Lecture de ENNYM par Jenny Bel’Air
Avec ENNYM, la scène devient le réceptacle d’une parole qui oscille entre l’incantation et la confession, entre l’aveu brut et la profération poétique. Ce n’est pas une simple lecture, mais une traversée, une mise en résonance de la poésie de Matis Leggiadro avec la voix, le souffle et la présence scénique de Jenny Bel’Air.
La singularité de ENNYM tient à cette tension entre l’écrit et l’oralité, entre la fixité du texte et la métamorphose qu’opère la voix. Jenny Bel’Air ne se contente pas de lire : elle mâche les mots, les éprouve, les distord parfois, les restitue toujours avec une précision qui en décuple la charge émotionnelle. Sa voix est matière, vibration, portée par une tessiture où se mêlent la gravité et la désinvolture, le cri et le murmure.
La poésie de Matis Leggiadro s’attache à sonder les failles de l’être et de l’existence. À travers une langue incantatoire, à la fois précise et évanescente, il traque la lente vie des corps et des âmes, la dissolution des sentiments dans l’irréversible paysage du temps. Sa poésie tente d’atteindre un absolu insaisissable, un horizon qui toujours recule à mesure qu’on s’en approche, laissant dans son sillage l’empreinte troublante de l’inaccompli.
Le duo que forment Matis Leggiadro et Jenny Bel’Air surprend. D’un côté, un jeune poète dont l’écriture, dense et éthérée, s’attache à capturer l'ineffable, à cerner les contours du vertige existentiel. De l’autre, une figure mythique de la nuit parisienne, dont la présence scénique ne cesse de réinventer les frontières du jeu avec soi et de la performance avec les autres. Loin d’être un simple exercice de style, ENNYM s’affirme comme une œuvre littéraire à part entière, où la lecture devient un acte d’incarnation totale.
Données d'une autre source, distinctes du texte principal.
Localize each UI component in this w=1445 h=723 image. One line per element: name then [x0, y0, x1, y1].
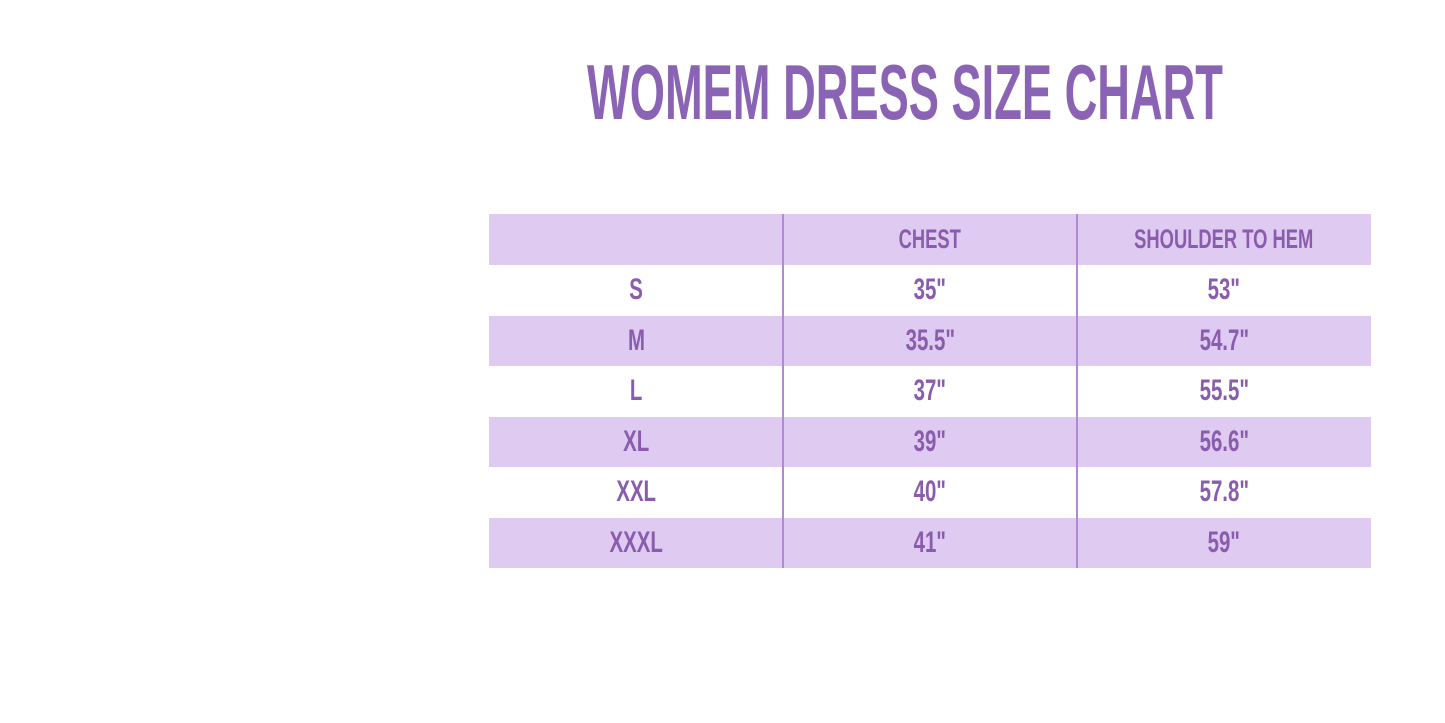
size-chart-table: CHEST SHOULDER TO HEM S 35" 53" M 35.5" … — [489, 214, 1371, 568]
table-row-xxxl: XXXL 41" 59" — [489, 517, 1371, 569]
table-row-l: L 37" 55.5" — [489, 366, 1371, 417]
size-cell: L — [489, 366, 783, 417]
size-label: XL — [622, 424, 650, 458]
shoulder-to-hem-value: 57.8" — [1199, 475, 1249, 509]
shoulder-to-hem-cell: 57.8" — [1077, 467, 1371, 518]
size-label: XXL — [616, 475, 656, 509]
column-divider-1 — [782, 214, 784, 568]
chest-value: 35.5" — [905, 323, 955, 357]
shoulder-to-hem-value: 56.6" — [1199, 424, 1249, 458]
shoulder-to-hem-value: 54.7" — [1199, 323, 1249, 357]
shoulder-to-hem-cell: 55.5" — [1077, 366, 1371, 417]
column-divider-2 — [1076, 214, 1078, 568]
size-cell: XXXL — [489, 518, 783, 569]
table-row-s: S 35" 53" — [489, 265, 1371, 316]
header-cell-chest: CHEST — [783, 214, 1077, 265]
size-cell: M — [489, 316, 783, 367]
size-label: S — [629, 273, 643, 307]
header-cell-size — [489, 214, 783, 265]
chest-cell: 39" — [783, 417, 1077, 468]
size-cell: XL — [489, 417, 783, 468]
shoulder-to-hem-cell: 56.6" — [1077, 417, 1371, 468]
shoulder-to-hem-cell: 54.7" — [1077, 316, 1371, 367]
size-cell: XXL — [489, 467, 783, 518]
table-row-xl: XL 39" 56.6" — [489, 416, 1371, 468]
table-row-m: M 35.5" 54.7" — [489, 315, 1371, 367]
page-title: WOMEM DRESS SIZE CHART — [357, 53, 1445, 131]
chest-cell: 35" — [783, 265, 1077, 316]
size-cell: S — [489, 265, 783, 316]
chest-value: 39" — [913, 424, 947, 458]
chest-value: 40" — [913, 475, 947, 509]
size-label: M — [627, 323, 645, 357]
size-label: XXXL — [609, 525, 663, 559]
chest-cell: 37" — [783, 366, 1077, 417]
chest-cell: 35.5" — [783, 316, 1077, 367]
header-label-shoulder-to-hem: SHOULDER TO HEM — [1134, 224, 1314, 254]
chest-value: 41" — [913, 525, 947, 559]
header-cell-shoulder-to-hem: SHOULDER TO HEM — [1077, 214, 1371, 265]
shoulder-to-hem-value: 55.5" — [1199, 374, 1249, 408]
shoulder-to-hem-value: 59" — [1207, 525, 1241, 559]
chest-value: 37" — [913, 374, 947, 408]
chest-value: 35" — [913, 273, 947, 307]
table-row-xxl: XXL 40" 57.8" — [489, 467, 1371, 518]
size-label: L — [629, 374, 643, 408]
chest-cell: 41" — [783, 518, 1077, 569]
page-title-text: WOMEM DRESS SIZE CHART — [587, 48, 1223, 136]
chest-cell: 40" — [783, 467, 1077, 518]
table-header-row: CHEST SHOULDER TO HEM — [489, 214, 1371, 265]
header-label-chest: CHEST — [898, 224, 962, 254]
shoulder-to-hem-value: 53" — [1207, 273, 1241, 307]
shoulder-to-hem-cell: 59" — [1077, 518, 1371, 569]
shoulder-to-hem-cell: 53" — [1077, 265, 1371, 316]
C’est aussi le retour sur scène de Jenny Bel’Air, un retour marqué par une urgence : celle de dire, d’éprouver le verbe, de livrer un corps à la parole et une parole au silence. Car ENNYM ne se limite pas à ce qui est dit : il y a aussi tout ce qui affleure, tout ce qui se tait, tout ce qui se devine dans l’intervalle des mots. Une expérience où la poésie se fait chair et où le langage atteint sa plus pure intensité.